Most British people have at least heard of the Peasant’s
Revolt – the uprising in 1381 that was put down violently after the
intervention of King Richard II, then aged only 14. However, they are much less
likely to have heard of the earlier “Jacquerie”, a French Revolution that took
place in 1358 and led to much more savagery than was to accompany the English
version more than 20 years later.
In the late 1350s the French peasantry was having a terrible
time. France had lost a third of its population to the Black Death and the
countryside was being ravaged by bands of marauding mercenaries called the
Great Companies. The nobility – who employed the peasants in conditions akin to
slavery – had been humiliated by military defeat at the hands of the English at
Poitiers in 1356, leading to the capture of King Jean II. They were in no mood
to listen to demands from the peasants for relief from their desperate poverty.
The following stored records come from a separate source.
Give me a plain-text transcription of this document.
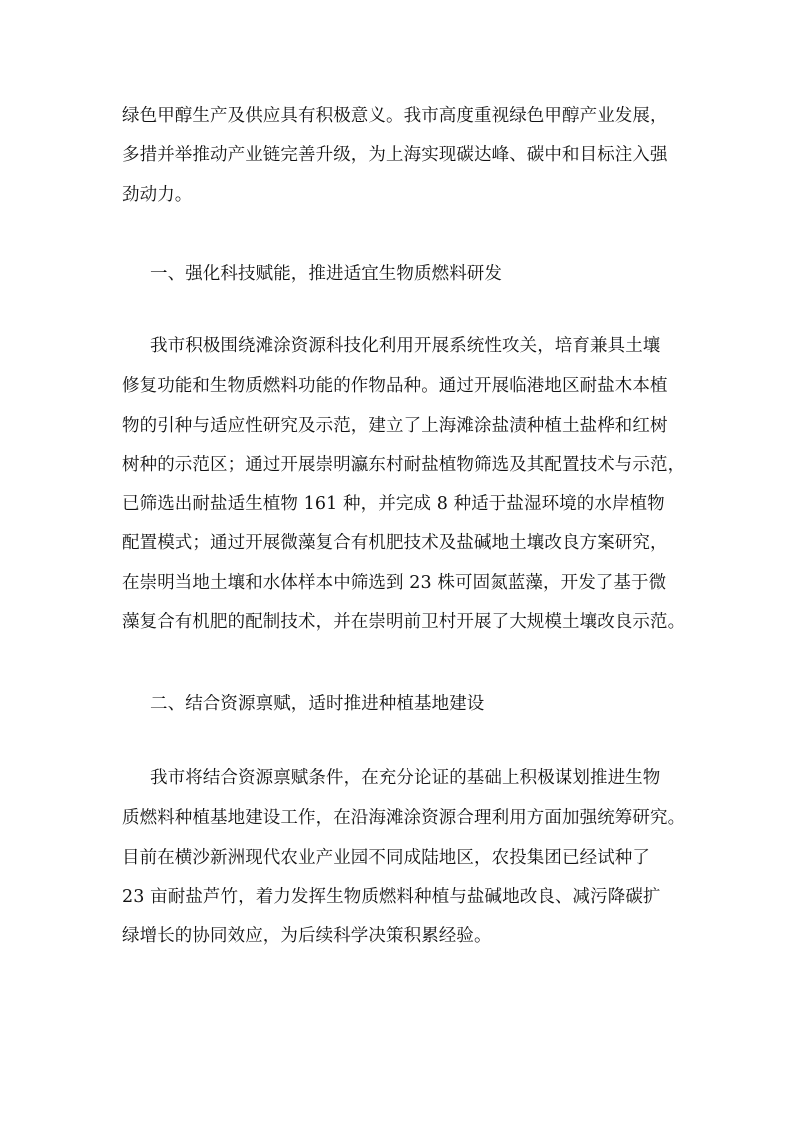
绿色甲醇生产及供应具有积极意义。我市高度重视绿色甲醇产业发展，
多措并举推动产业链完善升级，为上海实现碳达峰、碳中和目标注入强
劲动力。
一、强化科技赋能，推进适宜生物质燃料研发
我市积极围绕滩涂资源科技化利用开展系统性攻关，培育兼具土壤
修复功能和生物质燃料功能的作物品种。通过开展临港地区耐盐木本植
物的引种与适应性研究及示范，建立了上海滩涂盐渍种植土盐桦和红树
树种的示范区；通过开展崇明瀛东村耐盐植物筛选及其配置技术与示范，
已筛选出耐盐适生植物 161 种，并完成 8 种适于盐湿环境的水岸植物
配置模式；通过开展微藻复合有机肥技术及盐碱地土壤改良方案研究，
在崇明当地土壤和水体样本中筛选到 23 株可固氮蓝藻，开发了基于微
藻复合有机肥的配制技术，并在崇明前卫村开展了大规模土壤改良示范。
二、结合资源禀赋，适时推进种植基地建设
我市将结合资源禀赋条件，在充分论证的基础上积极谋划推进生物
质燃料种植基地建设工作，在沿海滩涂资源合理利用方面加强统筹研究。
目前在横沙新洲现代农业产业园不同成陆地区，农投集团已经试种了
23 亩耐盐芦竹，着力发挥生物质燃料种植与盐碱地改良、减污降碳扩
绿增长的协同效应，为后续科学决策积累经验。
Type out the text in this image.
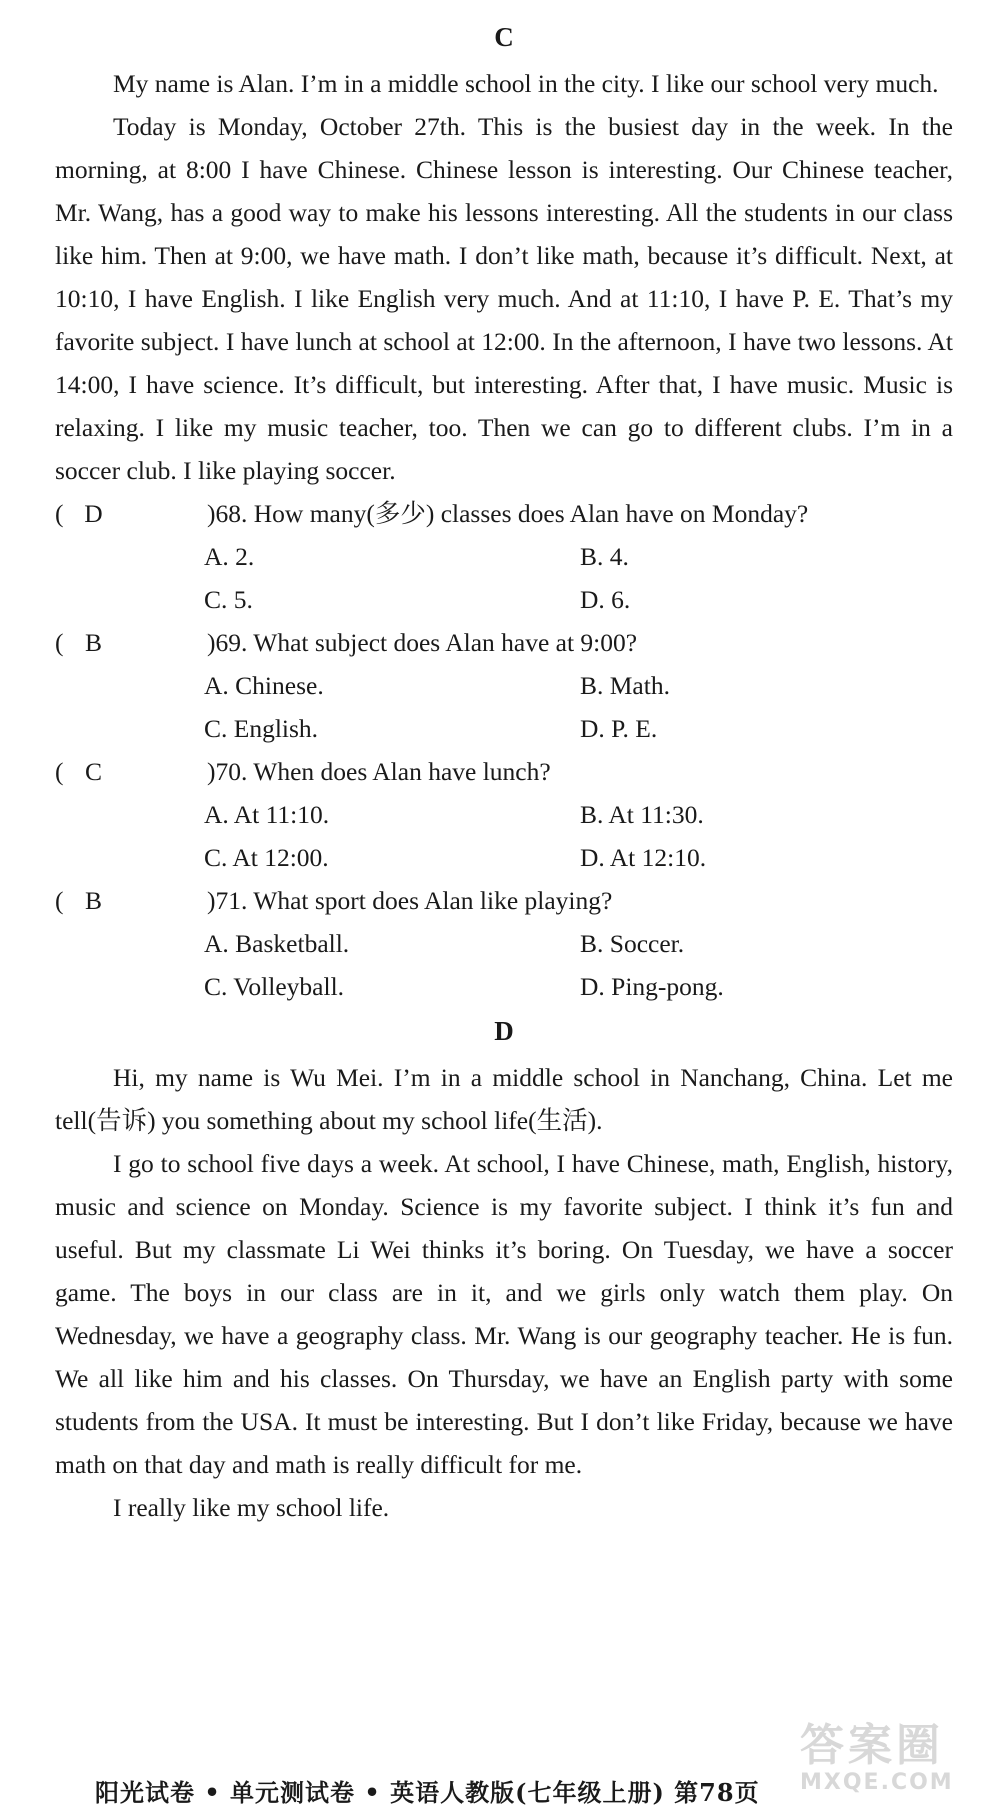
C

My name is Alan. I’m in a middle school in the city. I like our school very much.

Today is Monday, October 27th. This is the busiest day in the week. In the morning, at 8:00 I have Chinese. Chinese lesson is interesting. Our Chinese teacher, Mr. Wang, has a good way to make his lessons interesting. All the students in our class like him. Then at 9:00, we have math. I don’t like math, because it’s difficult. Next, at 10:10, I have English. I like English very much. And at 11:10, I have P. E. That’s my favorite subject. I have lunch at school at 12:00. In the afternoon, I have two lessons. At 14:00, I have science. It’s difficult, but interesting. After that, I have music. Music is relaxing. I like my music teacher, too. Then we can go to different clubs. I’m in a soccer club. I like playing soccer.

( D	)68. How many(多少) classes does Alan have on Monday?

A. 2.	B. 4.
C. 5.	D. 6.

( B	)69. What subject does Alan have at 9:00?

A. Chinese.	B. Math.
C. English.	D. P. E.

( C	)70. When does Alan have lunch?

A. At 11:10.	B. At 11:30.
C. At 12:00.	D. At 12:10.

( B	)71. What sport does Alan like playing?

A. Basketball.	B. Soccer.
C. Volleyball.	D. Ping-pong.
D

Hi, my name is Wu Mei. I’m in a middle school in Nanchang, China. Let me tell(告诉) you something about my school life(生活).

I go to school five days a week. At school, I have Chinese, math, English, history, music and science on Monday. Science is my favorite subject. I think it’s fun and useful. But my classmate Li Wei thinks it’s boring. On Tuesday, we have a soccer game. The boys in our class are in it, and we girls only watch them play. On Wednesday, we have a geography class. Mr. Wang is our geography teacher. He is fun. We all like him and his classes. On Thursday, we have an English party with some students from the USA. It must be interesting. But I don’t like Friday, because we have math on that day and math is really difficult for me.

I really like my school life.

阳光试卷 • 单元测试卷 • 英语人教版(七年级上册) 第78页
答案圈
MXQE.COM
The first outbreak of violence occurred on 28th
May 1358 when a band of about 100 peasants, armed with pitchforks, knives and
other weapons, attacked the home of a noble at St Leu, about 25 miles north of
Paris. They murdered the noble and all his family.
The revolt only lasted for a month, but during that time
around 150 castles and manor houses were destroyed and their inhabitants
tortured and butchered. On one occasion the word “butchered” was particularly
apt, as the noble was roasted on a spit with his wife and children forced to
watched. Not only that, but they were made to eat his cooked flesh afterwards.
The leaders of the Jacquerie, Guillaume Callet and Etienne
Marcel, were followed by up to 100,000 peasants.
Not surprisingly, the rampaging bands were no match for
organized armed forces, and two army brigades crushed the peasants in actions early
in June. The revolt was all over by late June, after which the surviving nobles
took their revenge.
It is estimated that up to 20,000 peasants were killed in
the reprisals, and these included the two leaders mentioned above. Guillaume
Callet, who had styled himself the peasants’ king, was crowned with a red-hot
iron brand and then decapitated. Etienne Marcel was killed by one of his own
men who had suspected Marcel of selling out to the enemy.
It would be more than 400 years before the French underclass
would again feel emboldened to assert themselves against their rulers, but on
that occasion they would be much more successful.